All orders of government continue to work together for the people of Ontario to make strategic infrastructure investments in communities across the province when needed most.
“Investing in community, culture, and recreational infrastructure is essential to creating communities that are inclusive and sustainable. The improvements to the Herbert H. Carnegie Arena ensure the facility is more accessible to the users and visitors who enjoy sporting and social activities onsite. Canada’s infrastructure plan invests in thousands of projects, creates jobs across the country, and builds cleaner, more inclusive communities.”
Ya’ara Saks, Member of Parliament for York Centre, on behalf of the Honourable Catherine McKenna, Minister of Infrastructure and Communities
“Our government is proud to be supporting repairs and improvements to the Herbert H. Carnegie Centennial Centre with a close to $945,000 investment.
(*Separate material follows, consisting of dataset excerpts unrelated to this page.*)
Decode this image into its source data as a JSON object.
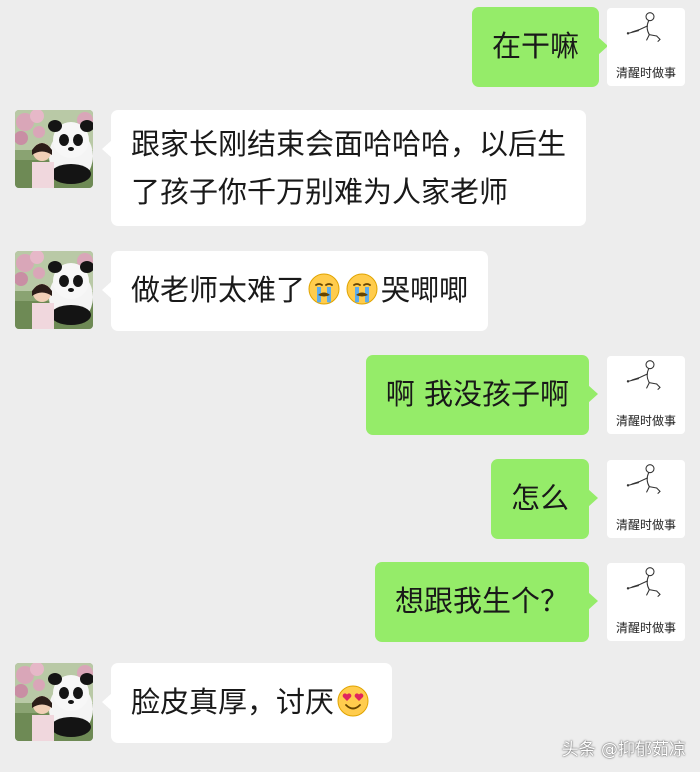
{
  "messages": [
    {
      "sender": "self",
      "text": "在干嘛"
    },
    {
      "sender": "other",
      "line1": "跟家长刚结束会面哈哈哈，以后生",
      "line2": "了孩子你千万别难为人家老师"
    },
    {
      "sender": "other",
      "before": "做老师太难了",
      "emoji1": "loudly-crying-face",
      "emoji2": "loudly-crying-face",
      "after": "哭唧唧"
    },
    {
      "sender": "self",
      "text": "啊 我没孩子啊"
    },
    {
      "sender": "self",
      "text": "怎么"
    },
    {
      "sender": "self",
      "text": "想跟我生个？"
    },
    {
      "sender": "other",
      "before": "脸皮真厚，讨厌",
      "emoji1": "smiling-face-with-heart-eyes"
    }
  ],
  "self_avatar_caption": "清醒时做事",
  "watermark": "头条 @抑郁茹凉",
  "colors": {
    "background": "#ededed",
    "self_bubble": "#95ec69",
    "other_bubble": "#ffffff",
    "text": "#191919"
  }
}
More than 60,000 people use this facility every year, and I personally have fond memories of bringing my son here to play hockey as a child. I look forward to it being upgraded so it can continue to be an important community resource for future generations.”
Robin Martin, Parliamentary Assistant to Ontario’s Minister of Health and Member of Provincial Parliament for Eglinton-Lawrence, on behalf of the Honourable Laurie Scott, Ontario’s Minister of Infrastructure
“For communities to truly thrive, we must continue to invest in them and work to build them up. The funding for the rehabilitation of the Herbert H. Carnegie Centennial Centre will extend the life of this recreational facility and will ensure that families in the neighbourhood will continue to enjoy the services they rely on. I want to thank the federal and provincial government for coming forward with this funding that will complement the efforts the city is making in creating quality recreation services for Toronto’s residents.”
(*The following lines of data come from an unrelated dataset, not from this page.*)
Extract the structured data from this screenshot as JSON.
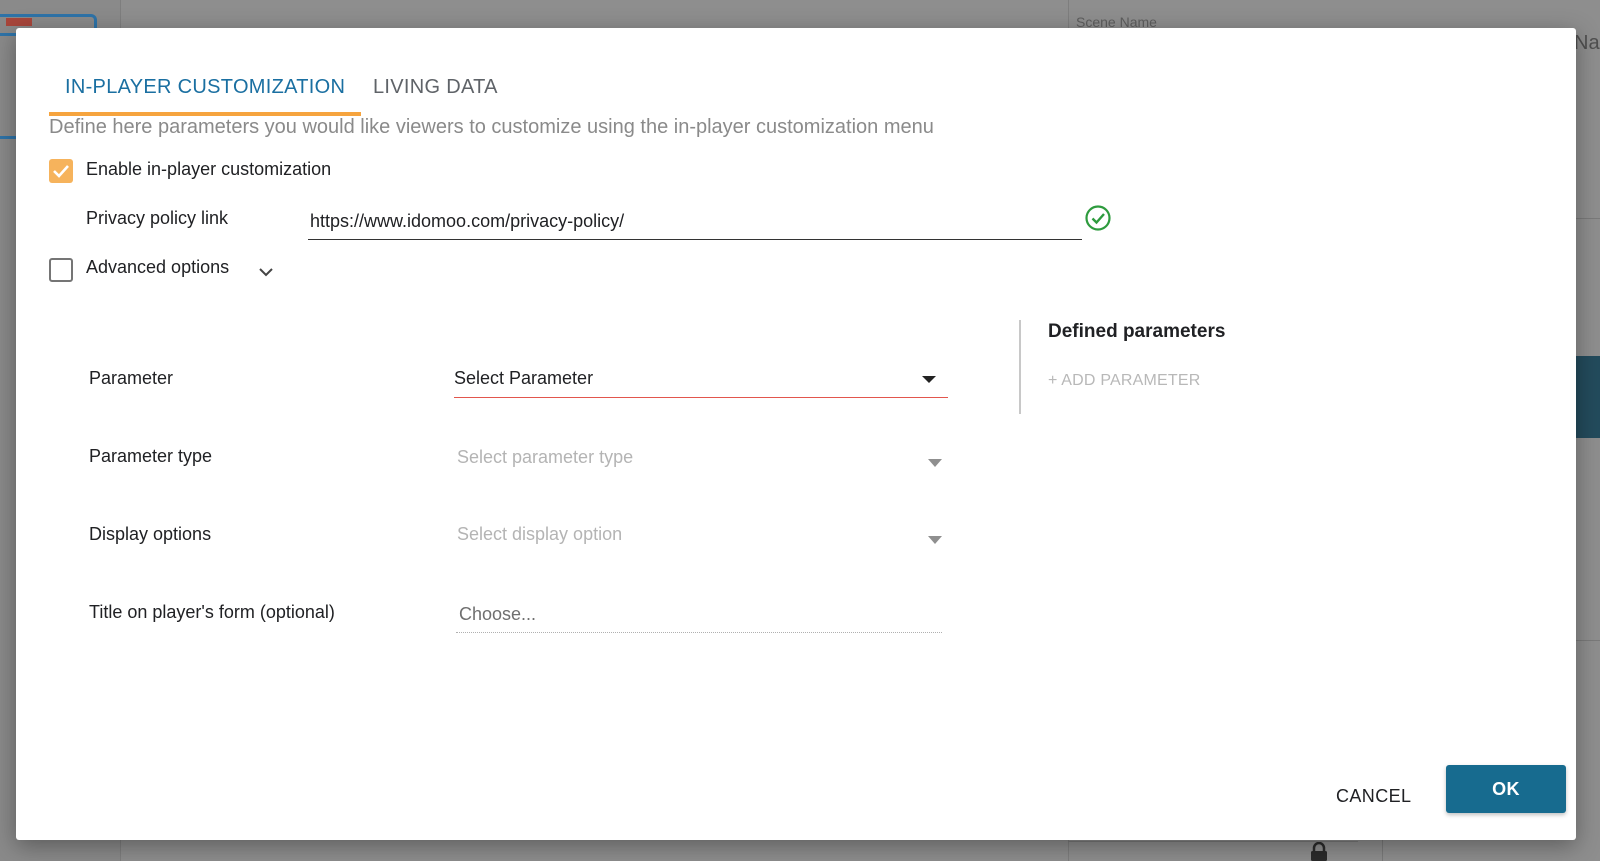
{
  "background": {
    "scene_name_label": "Scene Name",
    "partial_label": "Na",
    "icons": {
      "lock": "lock-icon"
    }
  },
  "dialog": {
    "tabs": [
      {
        "label": "IN-PLAYER CUSTOMIZATION",
        "active": true
      },
      {
        "label": "LIVING DATA",
        "active": false
      }
    ],
    "description": "Define here parameters you would like viewers to customize using the in-player customization menu",
    "enable_customization": {
      "label": "Enable in-player customization",
      "checked": true
    },
    "privacy_policy": {
      "label": "Privacy policy link",
      "value": "https://www.idomoo.com/privacy-policy/",
      "valid_icon": "check-circle-icon"
    },
    "advanced_options": {
      "label": "Advanced options",
      "checked": false,
      "expand_icon": "chevron-down-icon"
    },
    "form": {
      "parameter": {
        "label": "Parameter",
        "value": "Select Parameter"
      },
      "parameter_type": {
        "label": "Parameter type",
        "placeholder": "Select parameter type"
      },
      "display_options": {
        "label": "Display options",
        "placeholder": "Select display option"
      },
      "title_on_form": {
        "label": "Title on player's form (optional)",
        "placeholder": "Choose..."
      }
    },
    "defined_parameters": {
      "title": "Defined parameters",
      "add_label": "+ ADD PARAMETER"
    },
    "buttons": {
      "cancel": "CANCEL",
      "ok": "OK"
    },
    "colors": {
      "accent": "#1a6fa1",
      "tab_indicator": "#f6a43e",
      "checkbox_checked": "#f6b35c",
      "error_underline": "#e2564d",
      "valid": "#2e9b3e",
      "primary_button": "#176b8f"
    }
  }
}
His Worship John Tory, Mayor of the City of Toronto
“My father was overwhelmed with the outpouring of the community when this arena was named in his honour in 2001. We, the Carnegie family, continue to feel a sense of pride in knowing his many humanitarian contributions were valued with this lasting tribute to his memory.”
Bernice Carnegie, daughter of the late Herbert H. Carnegie
Through the Investing in Canada plan, the federal government is investing more than $180 billion over 12 years in public transit projects, green infrastructure, social infrastructure, trade and transportation routes, and Canada’s rural and northern communities.
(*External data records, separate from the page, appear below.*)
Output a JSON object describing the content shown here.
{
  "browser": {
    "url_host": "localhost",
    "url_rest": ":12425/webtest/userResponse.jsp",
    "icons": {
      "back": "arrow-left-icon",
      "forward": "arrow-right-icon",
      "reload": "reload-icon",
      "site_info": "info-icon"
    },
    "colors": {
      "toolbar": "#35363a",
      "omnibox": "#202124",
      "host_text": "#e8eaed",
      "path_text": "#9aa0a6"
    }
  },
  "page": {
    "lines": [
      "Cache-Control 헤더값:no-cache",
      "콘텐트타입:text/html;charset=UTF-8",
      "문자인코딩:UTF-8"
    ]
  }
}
Across Ontario, the Government of Canada has invested more than $8.1 billion in over 2,750 infrastructure projects.
Across the province and over the next ten years, Ontario is investing approximately $320 million and Canada is investing approximately $407 million under the Community, Culture and Recreation Infrastructure Stream of the Investing in Canada Infrastructure Program. This stream supports the construction of new facilities and upgrades to existing facilities that improve community infrastructure (community centres, and libraries), and support upgrades to recreational venues (arenas, and both indoor and outdoor recreational spaces) and cultural spaces (theatres, museums).
Ontario is investing $10.2 billion under the Investing in Canada Infrastructure Program to improve public transit; community, culture and recreation; green, and rural and northern community and other priority infrastructure.